Однако никто из посторонних не прошел мимо, а потому не мог слышать сдавленный шепот Юлиуса Корпса, который искал, разумеется, не вершителя дюжины подвигов, а всего лишь своего непутевого друга Гераклида.
– Гераклид! – шипел мошенник, высматривая отнюдь не маленькую фигуру товарища, но никого не находил.
Это чрезвычайно нервировало Юлиуса – талант приятеля попадать в неприятности был ему известен. Одна из них – освобождение инспектора – уже случилась, а беда, как известно, не приходит одна, предпочитая прихватить с собой ещё парочку товарок.
– Куда же ты подевался, толстощекий баран, Орк тебя забери! – в сердцах воскликнул Корпс.
И тут же, чуть дальше по дороге к берегу, послышался сдавленный стон. Мошенник выругался, затем непоследовательно возблагодарил всех богов разом, после чего поспешил на помощь.
Гераклид лежал на животе под чахлым кустиком, который пытался прикрыть необъятное, по меркам растения, тело. Стон, услышанный Юлиусом, оказался первым в длинной череде ему подобных. И с каждым из них отчаяние, звучащее в голосе, возрастало.
Корпс дернул за веревки, которыми руки Гераклида были замотаны за спиной, и принялся распутывать узлы. Однако горе-скульптор, не видя, кто сидит на его спине, примется колотить ногами и брыкаться, решив, что вернулся связавший его противник.
– Тихо, дружок, это я, Юлиус, – прохрипел мошенник на ухо другу и как бы невзначай ткнул его ладонью под лопатку.
Гераклид дернулся в последний раз и успокоился. В награду за это он уже через каких-то пять минут лежал на спине, шумно дышал, смотрел в небо и потирал затекшие ладони, чуть всхлипывая.
– Ну, рассказывай, – Корпс присел на песок, поглядывая на товарища.
– Они связали меня и пытали! – если судить по тону, Гераклид сейчас рассказывал о великом подвиге, а не о поражении.
– Какие еще "они"?
– Ну, он. Какая разница?
– Большая, – отрезал Юлиус, которому резко захотелось связать товарища обратно, да ещё и впихнув в рот кляп для верности. – Он – это, полагаю, инспектор. И как же он освободился?
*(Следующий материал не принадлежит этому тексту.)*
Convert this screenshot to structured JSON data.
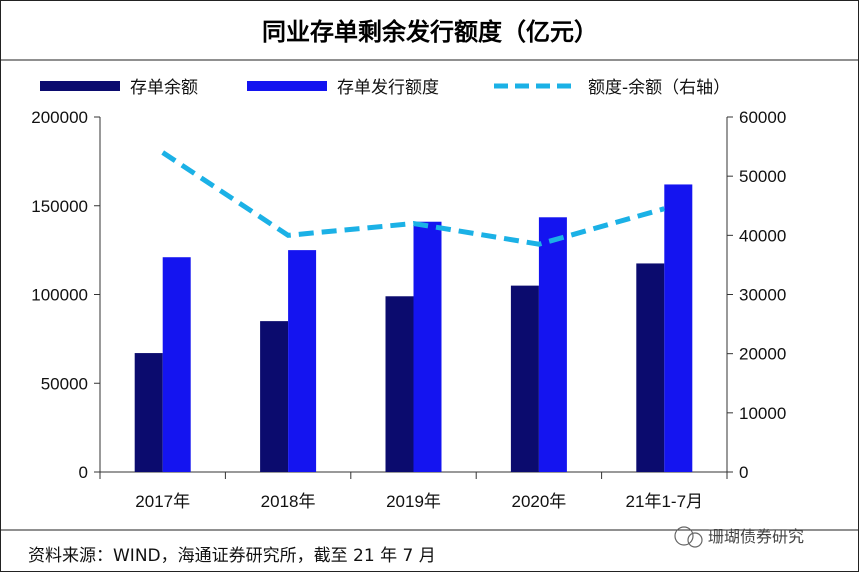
{
  "chart_data": {
    "type": "bar",
    "title": "同业存单剩余发行额度（亿元）",
    "categories": [
      "2017年",
      "2018年",
      "2019年",
      "2020年",
      "21年1-7月"
    ],
    "series": [
      {
        "name": "存单余额",
        "kind": "bar",
        "axis": "left",
        "color": "#0b0b6e",
        "values": [
          67000,
          85000,
          99000,
          105000,
          117500
        ]
      },
      {
        "name": "存单发行额度",
        "kind": "bar",
        "axis": "left",
        "color": "#1414f0",
        "values": [
          121000,
          125000,
          141000,
          143500,
          162000
        ]
      },
      {
        "name": "额度-余额（右轴）",
        "kind": "line",
        "axis": "right",
        "color": "#1bb1e6",
        "values": [
          54000,
          40000,
          42000,
          38500,
          44500
        ]
      }
    ],
    "y_left": {
      "min": 0,
      "max": 200000,
      "ticks": [
        0,
        50000,
        100000,
        150000,
        200000
      ]
    },
    "y_right": {
      "min": 0,
      "max": 60000,
      "ticks": [
        0,
        10000,
        20000,
        30000,
        40000,
        50000,
        60000
      ]
    },
    "grid": false,
    "legend_position": "top"
  },
  "source": "资料来源：WIND，海通证券研究所，截至 21 年 7 月",
  "watermark": "珊瑚债券研究"
}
– Я его развязал. Да, не смотри на меня так! Он сказал, что ты пленил его нечестным образом. Ударом камня. Со спины! – Гераклид осуждающе взглянул на друга. – Героям не подобает так поступать.
Юлиус чуть не взвыл в голос от нахлынувшей досады. Развязать пленника только потому, что его не предупредили, что сейчас будут брать в плен и не дали защититься – это очень похоже на Гераклида.
– Я рад, что ты раскаиваешься, – по-своему оценил выражение лица мошенника товарищ. – Я развязал его и сказал, что сейчас возьму в плен по всем правилам. Ведь я же тебе друг, а значит, должен исправлять твои ошибки. Я понимаю, ты очень спешил, а потому не мог сделать все по совести, но мне-то торопиться было некуда. А дальше он повел себя совершенно недостойно! Поистине, люди взывают к благородству, а сами ничего в нем не смыслят. Это в наш-то просвещенный век! В общем, когда я развязал его и отвернулся на долю секунды, чтобы отложить в сторону веревку, он набросился на меня, оглушил, а затем, видимо, связал.
– То есть теперь, дружок, ты понимаешь, что не всегда следует поступать по-геройски?
– Нет. Быть героем надо всегда. Возможно, это была расплата. Ведь ты первый повел себя недостойно.
Под очередным осуждающим взглядом друга Юлиус прикрыл лицо ладонью и вздохнул. Да уж, как любил повторять Фавн – дурость, помноженная на благородство, самое мощное разрушительное орудие!
– Ладно, – сказал мошенник, поразмыслив. – Сейчас вряд ли стоит искать виноватых. Пора отсюда уходить.
– Может быть, чуть позже? – робко спросил Гераклид, изобразив на лице страдания. – У меня все тело болит от этих веревок. Я сейчас не очень ходибелен, да и к тому же перекусить…
Корпс поднял руку, призывая друга помолчать. Тот – хвала Зевсу! – послушался. Сквозь шум прибоя, крики чаек и свист ветра до друзей донесся человеческий голос.